David Earl Johnson, LICSW

2 minute read

The Bush Administration proposed a computer-based method for storing and easily making available healthcare records. While this technology can be critically important, even life saving for some medical concerns, it presents a unique risk to mental health service consumers. Societal stigma is alive and well. Employers, insurance companies, and even law enforcement maybe placed in a position to discriminate based on available records. Special protections must be in place to prevent untrained people from accessing your records. [PRIVACY CONCERNS ON MENTAL HEALTH RECORDS][1]

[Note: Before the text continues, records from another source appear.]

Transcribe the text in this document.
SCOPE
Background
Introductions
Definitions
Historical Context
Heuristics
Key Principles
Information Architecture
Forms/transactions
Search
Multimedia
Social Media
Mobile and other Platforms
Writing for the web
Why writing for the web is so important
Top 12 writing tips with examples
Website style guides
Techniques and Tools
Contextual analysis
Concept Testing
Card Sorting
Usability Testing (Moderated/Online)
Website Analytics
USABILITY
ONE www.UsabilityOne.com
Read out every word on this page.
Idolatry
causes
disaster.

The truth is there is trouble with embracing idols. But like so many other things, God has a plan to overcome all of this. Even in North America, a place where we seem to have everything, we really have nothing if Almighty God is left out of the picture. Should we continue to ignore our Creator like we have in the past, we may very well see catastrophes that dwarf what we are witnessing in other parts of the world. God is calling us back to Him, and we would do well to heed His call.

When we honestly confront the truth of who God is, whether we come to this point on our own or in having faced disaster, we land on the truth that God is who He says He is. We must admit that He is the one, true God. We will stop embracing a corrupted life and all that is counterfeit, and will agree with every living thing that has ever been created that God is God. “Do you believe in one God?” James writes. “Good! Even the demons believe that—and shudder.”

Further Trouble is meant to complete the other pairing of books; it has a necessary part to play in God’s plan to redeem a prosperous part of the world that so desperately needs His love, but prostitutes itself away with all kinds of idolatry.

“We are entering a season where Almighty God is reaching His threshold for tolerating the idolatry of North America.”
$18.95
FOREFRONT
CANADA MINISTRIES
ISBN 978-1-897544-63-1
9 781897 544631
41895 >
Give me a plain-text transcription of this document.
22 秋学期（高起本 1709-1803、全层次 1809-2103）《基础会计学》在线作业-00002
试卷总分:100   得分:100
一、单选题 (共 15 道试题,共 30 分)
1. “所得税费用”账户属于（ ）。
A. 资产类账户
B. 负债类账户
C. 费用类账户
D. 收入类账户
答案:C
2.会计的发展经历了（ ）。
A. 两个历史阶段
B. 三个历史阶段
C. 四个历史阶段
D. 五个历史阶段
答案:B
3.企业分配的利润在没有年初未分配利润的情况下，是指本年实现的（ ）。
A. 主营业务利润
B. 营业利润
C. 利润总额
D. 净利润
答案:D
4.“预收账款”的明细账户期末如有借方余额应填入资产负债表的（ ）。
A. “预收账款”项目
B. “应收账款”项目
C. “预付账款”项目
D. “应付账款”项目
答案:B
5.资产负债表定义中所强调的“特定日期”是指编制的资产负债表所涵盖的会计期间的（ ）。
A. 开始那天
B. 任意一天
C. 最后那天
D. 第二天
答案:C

“We believe that a National Health Information Network (NHIN) has the potential to improve the quality of health care provided in this country, allowing instant access to critical health information at any point of care,” said Newman. “At the same time, however, we are extremely concerned about issues of privacy and confidentiality, particularly with mental health records, raised by this proposed increase in accessibility of health information.” According to Newman, in order to develop the NHIN in a manner which will promote quality healthcare, it is critical to consider the unique privacy issues relating to mental health records. “Most people understand that mental health records are particularly sensitive because they may contain a patient’s innermost personal information. Many also are aware that, unfortunately, the stigma attached to mental illness and mental health treatment makes the records of that treatment especially sensitive. Any breach of privacy could be devastating to the patient. Unlike most other areas of health care, the mere possibility that confidential information might be disclosed prevents successful treatment from occurring by interfering with the development of the necessary trusting psychotherapy relationship and open communication with the therapist.”

Additionally, Newman raised concerns about access to mental health records by others in the healthcare system not trained or experienced with mental health issues, health insurers and law enforcement officials. Newman also discussed what choice patients would have in deciding whether to have their records included in NHIN. “If patients consent to electronic records, it would be necessary to inform them of all potential uses of their records and by whom. While most patients may want their records available to health care professionals who are treating them, they might feel quite different about giving such access to insurance companies.”